However in resigning as an MP to force a by-election on the issue of the growth of the 'police state' and 'surveillance society' largely created by the Labour government since it came into power in 1997, I suspect he may have found the issue he was always destined for and I applaud wholeheartedly his principled stand on this vital issue, even if I am under no illusion that his views on social matters are likely to have changed much; indeed this issue is addressed squarely here. His resignation announcement yesterday was certainly a powerful indictment of Labour and its attemtps to push through increasingly authoritarian measures of which the latest is the attempt to legislate for 42-day detention without charge:
This would be an extension the already far too long 28-day period which, worryingly and perplexingly, Mr Davis seems to have supported. I think he has to clarify why he thinks that the 3-day detention period, which had existed for a long time, was no longer good enough, considering that we have had two major wars in the 20th century and more recently considerable domestic terrorist activity over the status of Northern Ireland. From what I understand there are adequate emergency powers available to government to cater for dramatic situations, without the need to legislate to lock people up for increasingly long periods (3 to 14days, 14 to 28 days, a failed attmept to go from 28 to 90 days, now from 28 to 42 days). Having said all this, David Davis's desire to widen this to cover the whole issue of increasing State surveillance of citizens certainly strikes a chord with me; I have been writing about the dangers of Police State Britain for some years. It is good to see him joining the battle to oppose this in such a personal and courageous way. Nevertheless I hope someone will ask him detailed questions about his current view on the Human Rights Act; perhaps it requires modification, but certain basic protections it enshrines in law must not be jeopardised, such as those which proect the LGBT community.
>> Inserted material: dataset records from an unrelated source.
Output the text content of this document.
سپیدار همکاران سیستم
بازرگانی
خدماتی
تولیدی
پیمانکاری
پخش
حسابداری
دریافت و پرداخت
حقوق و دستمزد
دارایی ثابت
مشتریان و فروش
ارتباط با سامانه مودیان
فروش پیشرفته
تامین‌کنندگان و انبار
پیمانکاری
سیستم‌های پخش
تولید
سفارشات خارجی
Finally no-one should be fooled by Labour attempts to portray David Davis as 'unhinged' or that the Conservative Party is in 'disarray'; unlike the quasi-Stalinist outfit that Labour is, the Conservatives accept people may have different views on detailed policy issues, but I doubt very much that this present situation constitutes 'disarray' for them. Labour's propaganda spin should be seen for what it is - a government that has run out of ideas and is lashing out in its death-throws. I do believe that much of the British media and 'political class' have fallen for Labour's ridiculous posturing; I think the greater perspective of some of the foreign press, at least, is much more balanced.